TurboMediator
Enterprise

Authorization

Declarative authorization with attributes and policy-based access control

The authorization behavior provides attribute-based access control for mediator operations, checking roles and policies before the handler executes.

Installation

dotnet add package TurboMediator.Enterprise

Using Attributes

[Authorize]

// Require authentication
[Authorize]
public record GetProfileQuery : IQuery<UserProfile>;

// Require specific role
[Authorize(Roles = "Admin")]
public record DeleteUserCommand(Guid UserId) : ICommand;

// Require a policy
[Authorize(Policy = "CanManageOrders")]
public record CancelOrderCommand(Guid OrderId) : ICommand;

// Multiple requirements
[Authorize(Roles = "Admin,Manager", Policy = "CanEditProducts")]
public record UpdateProductCommand(Guid ProductId, string Name, decimal Price) : ICommand;

// Authentication scheme
[Authorize(AuthenticationSchemes = "Bearer")]
public record GetApiDataQuery : IQuery<ApiData>;

[AllowAnonymous]

Override [Authorize] on specific operations:

[AllowAnonymous]
public record GetPublicProductsQuery : IQuery<IReadOnlyList<Product>>;

IUserContext

Implement IUserContext to provide user information:

public interface IUserContext
{
    ClaimsPrincipal? User { get; }
    bool IsAuthenticated { get; }
}

// ASP.NET Core implementation
public class HttpUserContext : IUserContext
{
    private readonly IHttpContextAccessor _httpContextAccessor;

    public HttpUserContext(IHttpContextAccessor httpContextAccessor)
    {
        _httpContextAccessor = httpContextAccessor;
    }

    public ClaimsPrincipal?
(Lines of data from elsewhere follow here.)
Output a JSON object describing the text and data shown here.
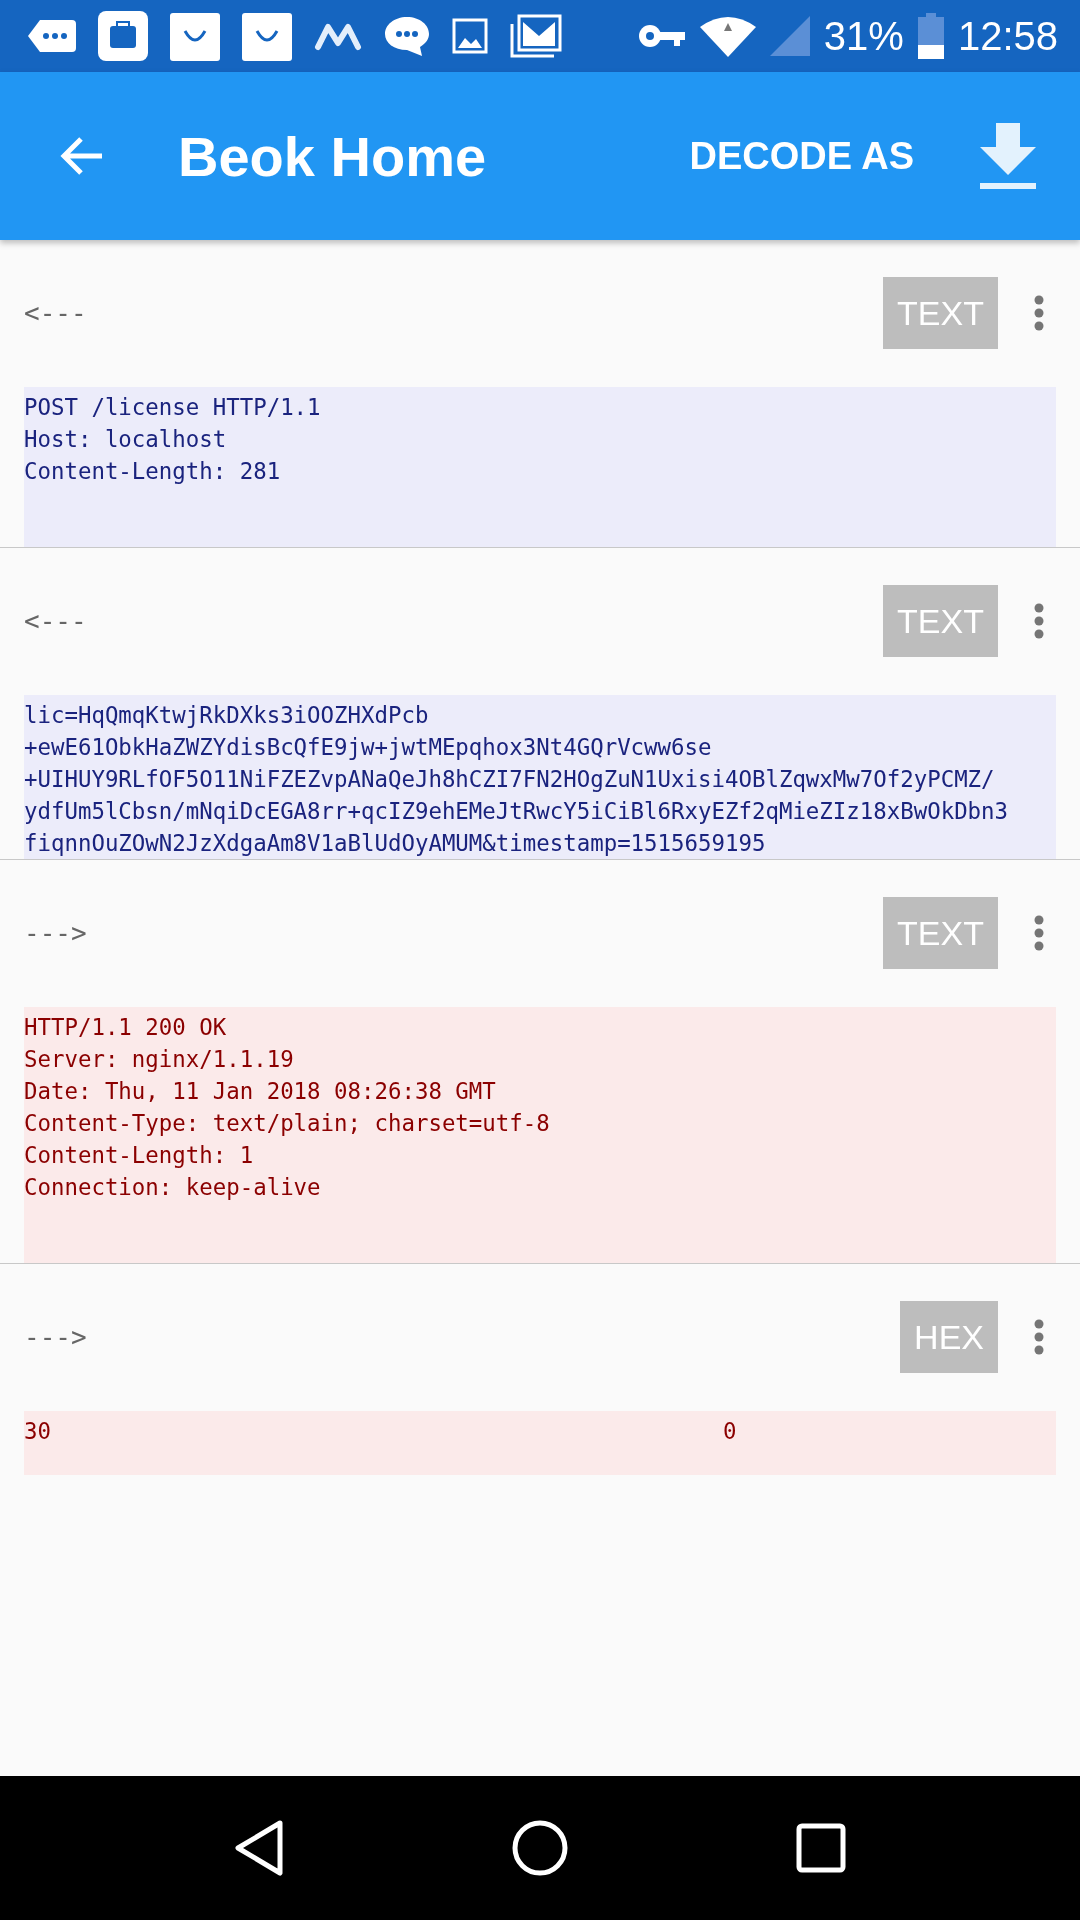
{
  "status_bar": {
    "battery": "31%",
    "time": "12:58"
  },
  "app_bar": {
    "title": "Beok Home",
    "action": "DECODE AS"
  },
  "messages": [
    {
      "direction": "<---",
      "format": "TEXT",
      "kind": "request",
      "lines": [
        "POST /license HTTP/1.1",
        "Host: localhost",
        "Content-Length: 281"
      ]
    },
    {
      "direction": "<---",
      "format": "TEXT",
      "kind": "request",
      "lines": [
        "lic=HqQmqKtwjRkDXks3iOOZHXdPcb",
        "+ewE61ObkHaZWZYdisBcQfE9jw+jwtMEpqhox3Nt4GQrVcww6se",
        "+UIHUY9RLfOF5O11NiFZEZvpANaQeJh8hCZI7FN2HOgZuN1Uxisi4OBlZqwxMw7Of2yPCMZ/",
        "ydfUm5lCbsn/mNqiDcEGA8rr+qcIZ9ehEMeJtRwcY5iCiBl6RxyEZf2qMieZIz18xBwOkDbn3",
        "fiqnnOuZOwN2JzXdgaAm8V1aBlUdOyAMUM&timestamp=1515659195"
      ]
    },
    {
      "direction": "--->",
      "format": "TEXT",
      "kind": "response",
      "lines": [
        "HTTP/1.1 200 OK",
        "Server: nginx/1.1.19",
        "Date: Thu, 11 Jan 2018 08:26:38 GMT",
        "Content-Type: text/plain; charset=utf-8",
        "Content-Length: 1",
        "Connection: keep-alive"
      ]
    },
    {
      "direction": "--->",
      "format": "HEX",
      "kind": "response",
      "hex_rows": [
        {
          "hex": "30",
          "ascii": "0"
        }
      ]
    }
  ]
}
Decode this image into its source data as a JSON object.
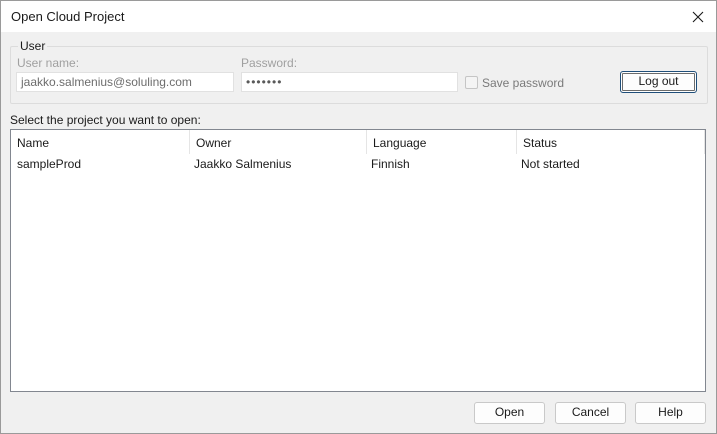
{
  "window": {
    "title": "Open Cloud Project",
    "close_icon": "close-icon"
  },
  "user_group": {
    "legend": "User",
    "username_label": "User name:",
    "username_value": "jaakko.salmenius@soluling.com",
    "password_label": "Password:",
    "password_value": "•••••••",
    "save_password_label": "Save password",
    "save_password_checked": false,
    "logout_label": "Log out"
  },
  "project_list": {
    "label": "Select the project you want to open:",
    "columns": [
      "Name",
      "Owner",
      "Language",
      "Status"
    ],
    "rows": [
      [
        "sampleProd",
        "Jaakko Salmenius",
        "Finnish",
        "Not started"
      ]
    ]
  },
  "buttons": {
    "open": "Open",
    "cancel": "Cancel",
    "help": "Help"
  }
}
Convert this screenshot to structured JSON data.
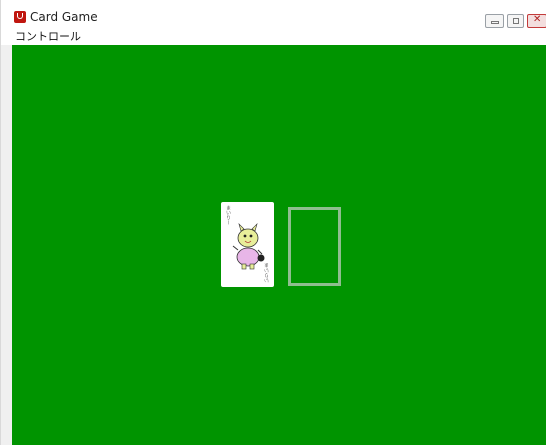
{
  "window": {
    "title": "Card Game",
    "icon": "app-icon",
    "controls": [
      "minimize-icon",
      "maximize-icon",
      "close-icon"
    ]
  },
  "menu": {
    "items": [
      {
        "label": "コントロール"
      }
    ]
  },
  "table": {
    "background": "#009400",
    "card": {
      "face_up": true,
      "label_top": "まいりー",
      "label_bottom": "いりいま",
      "art": "dragon-mascot"
    },
    "empty_slot": {
      "border_color": "#8fbe8f"
    }
  }
}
User => _httpContextAccessor.HttpContext?.User;
    public bool IsAuthenticated => User?.Identity?.IsAuthenticated ?? false;
}

IAuthorizationPolicyProvider

Implement custom policy evaluation:

public class CustomPolicyProvider : IAuthorizationPolicyProvider
{
    public ValueTask<bool> EvaluatePolicyAsync(
        ClaimsPrincipal user,
        string policy,
        CancellationToken ct)
    {
        return policy switch
        {
            "CanManageOrders" => new ValueTask<bool>(
                user.HasClaim("permission", "orders:manage")),
            "CanEditProducts" => new ValueTask<bool>(
                user.IsInRole("Admin") || user.HasClaim("permission", "products:edit")),
            _ => new ValueTask<bool>(false)
        };
    }
}

Registration

builder.Services.AddTurboMediator(m =>
{
    m.WithAuthorization<IMessage, object>();
    m.WithUserContext<HttpUserContext>();
    m.WithAuthorizationPolicies(policies =>
    {
        policies.AddPolicy("CanManageOrders", u => u.HasClaim("permission", "orders:manage"));
        policies.AddPolicy("CanEditProducts", u =>
            u.IsInRole("Admin") || u.HasClaim("permission", "products:edit"));
    });
});

UnauthorizedException

Thrown when authorization fails:

try
{
    await mediator.Send(new DeleteUserCommand(userId));
}
catch (UnauthorizedException ex)
{
    // ex.MessageType — the message type that was denied
    // ex.Policy — the policy that failed
    // ex.RequiredRoles — required roles that the user doesn't have
    return Results.Forbid();
}

Practical Example

// Define messages with authorization
[Authorize(Roles = "Admin")]
public record PromoteUserCommand(Guid UserId, string NewRole) : ICommand;

[Authorize(Policy = "CanViewReports")]
public record GetSalesReportQuery(DateRange Range) : IQuery<SalesReport>;

[AllowAnonymous]
public record GetPublicStatsQuery : IQuery<PublicStats>;

// Register
builder.Services.AddHttpContextAccessor();
builder.Services.AddTurboMediator(m =>
{
    m.WithAuthorization<IMessage, object>();
    m.WithUserContext<HttpUserContext>();
});

// Usage in API
app.MapDelete("/users/{id}", async (Guid id, IMediator mediator) =>
{
    try
    {
        await mediator.Send(new PromoteUserCommand(id, "Manager"));
        return Results.Ok();
    }
    catch (UnauthorizedException)
    {
        return Results.Forbid();
    }
});

The authorization behavior checks [AllowAnonymous] first. If present, authorization is skipped entirely. Otherwise, it validates authentication, roles, and policies in order.